I heard recently that there now are some Internet vendors who have implemented applications that are actually enabling the live streaming of video from one consumer location to others. As a practical matter this enables piracy to take place very easily, for example, high value Pay Per View (PPV) content being received by one paying subscriber can be streamed to a bunch of non-paying consumers. This kind of capability parallels what Youtube did for recorded video content. The content providers have a hard time shutting down these types of operations because it could be argued that the primary functionality that these companies are offering is not related to commercial content and piracy. They are primarily enabling sharing of content in general. Shutting this kind of service would be equivalent to creating an industry ban, or regulations, on camcorders on which families make recordings of family events because these devices can also be used for piracy. What the content owners are limited to doing is trying to influence the operations of companies that provide the services in question or the devices used to generate the content. As an example, in the case of Youtube, mechanisms have been instituted to try to identify pirated content within the network itself. The content owners could even try to force the camcorder or camera manufacturers to include features their products that would automatically prevent recording of protected content. (It is actually technically possible using a technology called watermarking.)

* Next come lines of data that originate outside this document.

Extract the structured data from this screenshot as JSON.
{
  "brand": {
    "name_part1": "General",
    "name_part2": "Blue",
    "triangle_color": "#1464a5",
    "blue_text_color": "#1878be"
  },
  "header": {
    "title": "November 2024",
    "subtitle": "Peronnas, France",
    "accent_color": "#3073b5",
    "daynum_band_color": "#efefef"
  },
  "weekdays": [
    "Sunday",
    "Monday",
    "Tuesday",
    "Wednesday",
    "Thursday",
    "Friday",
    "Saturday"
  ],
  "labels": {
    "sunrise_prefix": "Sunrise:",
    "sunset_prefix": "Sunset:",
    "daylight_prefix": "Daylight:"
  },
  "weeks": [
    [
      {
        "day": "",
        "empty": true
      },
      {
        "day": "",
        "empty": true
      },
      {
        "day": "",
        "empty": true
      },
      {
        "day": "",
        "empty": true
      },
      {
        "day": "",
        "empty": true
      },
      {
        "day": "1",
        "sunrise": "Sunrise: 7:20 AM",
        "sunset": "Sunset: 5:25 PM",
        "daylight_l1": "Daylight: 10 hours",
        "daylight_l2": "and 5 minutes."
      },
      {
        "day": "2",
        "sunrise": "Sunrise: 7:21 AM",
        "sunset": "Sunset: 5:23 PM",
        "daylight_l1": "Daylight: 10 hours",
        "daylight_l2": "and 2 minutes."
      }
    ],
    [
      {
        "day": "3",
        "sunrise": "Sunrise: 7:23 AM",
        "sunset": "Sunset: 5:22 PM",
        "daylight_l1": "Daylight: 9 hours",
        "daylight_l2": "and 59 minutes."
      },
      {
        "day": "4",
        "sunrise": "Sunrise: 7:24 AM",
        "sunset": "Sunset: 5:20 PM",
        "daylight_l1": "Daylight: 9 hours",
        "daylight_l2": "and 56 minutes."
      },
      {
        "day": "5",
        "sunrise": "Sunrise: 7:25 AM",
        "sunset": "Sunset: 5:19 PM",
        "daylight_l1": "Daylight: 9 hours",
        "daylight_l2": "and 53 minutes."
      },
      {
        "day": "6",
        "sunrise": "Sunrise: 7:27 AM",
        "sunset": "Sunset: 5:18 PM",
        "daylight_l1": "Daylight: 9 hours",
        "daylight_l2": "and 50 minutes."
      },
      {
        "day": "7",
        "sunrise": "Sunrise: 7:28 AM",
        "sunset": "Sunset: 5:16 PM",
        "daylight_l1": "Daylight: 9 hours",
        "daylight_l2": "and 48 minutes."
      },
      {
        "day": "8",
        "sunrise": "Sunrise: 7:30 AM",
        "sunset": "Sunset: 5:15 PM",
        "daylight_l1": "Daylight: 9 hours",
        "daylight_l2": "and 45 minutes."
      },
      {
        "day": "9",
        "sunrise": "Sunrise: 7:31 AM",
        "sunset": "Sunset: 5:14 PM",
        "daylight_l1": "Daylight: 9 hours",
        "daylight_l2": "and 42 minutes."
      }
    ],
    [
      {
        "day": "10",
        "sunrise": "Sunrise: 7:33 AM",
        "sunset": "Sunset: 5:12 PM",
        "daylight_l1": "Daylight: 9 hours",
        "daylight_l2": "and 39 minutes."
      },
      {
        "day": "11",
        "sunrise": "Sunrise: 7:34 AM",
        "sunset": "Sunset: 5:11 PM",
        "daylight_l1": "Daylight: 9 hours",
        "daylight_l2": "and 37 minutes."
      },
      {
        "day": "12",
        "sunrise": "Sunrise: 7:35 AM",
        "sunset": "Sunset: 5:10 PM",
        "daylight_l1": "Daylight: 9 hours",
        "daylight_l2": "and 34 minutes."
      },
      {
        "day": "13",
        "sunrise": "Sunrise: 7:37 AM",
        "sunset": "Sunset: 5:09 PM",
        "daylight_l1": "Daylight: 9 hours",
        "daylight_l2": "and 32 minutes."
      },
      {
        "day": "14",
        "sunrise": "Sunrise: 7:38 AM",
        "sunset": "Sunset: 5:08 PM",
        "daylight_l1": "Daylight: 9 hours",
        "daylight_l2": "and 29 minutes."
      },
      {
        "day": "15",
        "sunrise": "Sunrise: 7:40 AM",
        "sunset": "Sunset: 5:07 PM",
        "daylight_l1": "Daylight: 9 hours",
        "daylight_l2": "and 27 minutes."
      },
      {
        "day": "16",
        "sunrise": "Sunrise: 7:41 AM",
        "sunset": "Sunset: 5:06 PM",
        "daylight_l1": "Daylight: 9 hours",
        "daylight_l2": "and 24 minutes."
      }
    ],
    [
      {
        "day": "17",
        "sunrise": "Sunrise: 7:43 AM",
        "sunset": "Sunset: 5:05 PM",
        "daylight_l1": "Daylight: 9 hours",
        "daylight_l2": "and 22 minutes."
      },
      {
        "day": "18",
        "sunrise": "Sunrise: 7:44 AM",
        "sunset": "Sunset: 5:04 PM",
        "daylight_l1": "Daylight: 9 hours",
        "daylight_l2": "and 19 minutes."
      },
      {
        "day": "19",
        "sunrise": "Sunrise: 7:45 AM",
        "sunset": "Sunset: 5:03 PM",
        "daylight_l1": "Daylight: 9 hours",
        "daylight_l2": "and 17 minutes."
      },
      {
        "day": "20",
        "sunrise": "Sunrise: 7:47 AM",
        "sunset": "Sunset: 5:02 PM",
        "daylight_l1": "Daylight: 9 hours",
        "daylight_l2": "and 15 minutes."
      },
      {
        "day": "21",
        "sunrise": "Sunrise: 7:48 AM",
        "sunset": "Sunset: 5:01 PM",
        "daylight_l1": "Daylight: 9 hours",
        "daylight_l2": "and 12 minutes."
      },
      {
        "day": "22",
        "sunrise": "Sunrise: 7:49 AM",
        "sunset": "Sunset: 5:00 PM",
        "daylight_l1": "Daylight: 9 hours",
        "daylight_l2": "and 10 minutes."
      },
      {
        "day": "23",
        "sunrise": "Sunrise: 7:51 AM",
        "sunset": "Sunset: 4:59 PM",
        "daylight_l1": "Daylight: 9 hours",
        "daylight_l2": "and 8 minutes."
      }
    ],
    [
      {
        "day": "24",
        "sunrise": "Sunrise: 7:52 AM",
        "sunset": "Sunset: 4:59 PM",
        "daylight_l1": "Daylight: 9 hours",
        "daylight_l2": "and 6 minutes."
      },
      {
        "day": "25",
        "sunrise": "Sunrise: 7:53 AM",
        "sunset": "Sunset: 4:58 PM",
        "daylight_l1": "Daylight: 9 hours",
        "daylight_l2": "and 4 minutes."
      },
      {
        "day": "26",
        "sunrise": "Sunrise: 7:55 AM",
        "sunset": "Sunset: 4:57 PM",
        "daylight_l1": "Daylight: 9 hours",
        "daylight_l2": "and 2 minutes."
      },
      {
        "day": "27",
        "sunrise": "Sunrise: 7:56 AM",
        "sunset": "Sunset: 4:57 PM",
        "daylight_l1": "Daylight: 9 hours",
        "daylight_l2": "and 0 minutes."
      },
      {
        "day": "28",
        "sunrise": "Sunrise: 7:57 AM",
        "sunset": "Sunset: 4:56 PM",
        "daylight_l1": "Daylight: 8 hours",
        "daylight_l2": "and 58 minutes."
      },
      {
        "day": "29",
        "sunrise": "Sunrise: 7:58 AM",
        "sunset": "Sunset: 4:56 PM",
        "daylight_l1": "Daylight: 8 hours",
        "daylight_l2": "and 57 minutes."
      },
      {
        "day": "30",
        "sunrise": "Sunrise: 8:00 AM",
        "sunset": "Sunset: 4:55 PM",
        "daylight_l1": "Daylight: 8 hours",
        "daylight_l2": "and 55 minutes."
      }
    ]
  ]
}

But, it could be argued that all of these efforts are for a losing cause. With the development of cloud technology, including network storage and sharing capability via applications such as Dropbox and Google Drive, content sharing becomes more decentralized and difficult to track. It is not just Youtube that the content providers need to focus on and deal with. Until network snooping and monitoring protocols are implemented and made legal for commercial purposes, it will become close to impossible to monitor piracy in such a scenario. It can also be an expensive proposition to implement this kind of functionality. And with an abundance of bandwidth available to for the consumer, and device capabilities improving in the home, such functionality will also become more and more practical to implement. To the extent that attempts at piracy are achieved through technologies that are becoming more and more common, that are legitimately meant for general purposes other than piracy, the content providers will be at a loss to prevent it from happening from a technical perspective. The only thing they can do is monitor content on the Internet, try to identify sources of pirated content, and shut down each of these sources (or put the fear of God into the common man, like the RIAA tried to do a few years back) by resorting to legal arguments and processes. While it might be technically possible for the content owners to do all of this, the democratization of the piracy capability can make this a very daunting challenge for the industry going forward. At some point they may actually have to depend on the goodwill of the average person, and it will be a fine line for them to walk between offering a product for a cost that the consumer is willing to pay vs. making a “pirate” out of the consumer, and the need to spend tons of money on enforcement. At the end of the day, it is a cost-benefit tradeoff, and analysis is based on the perceived value of the product that the industry is providing to the common man. Hard to imagine all this fuss is over entertainment, something that does not seem essential for our survival.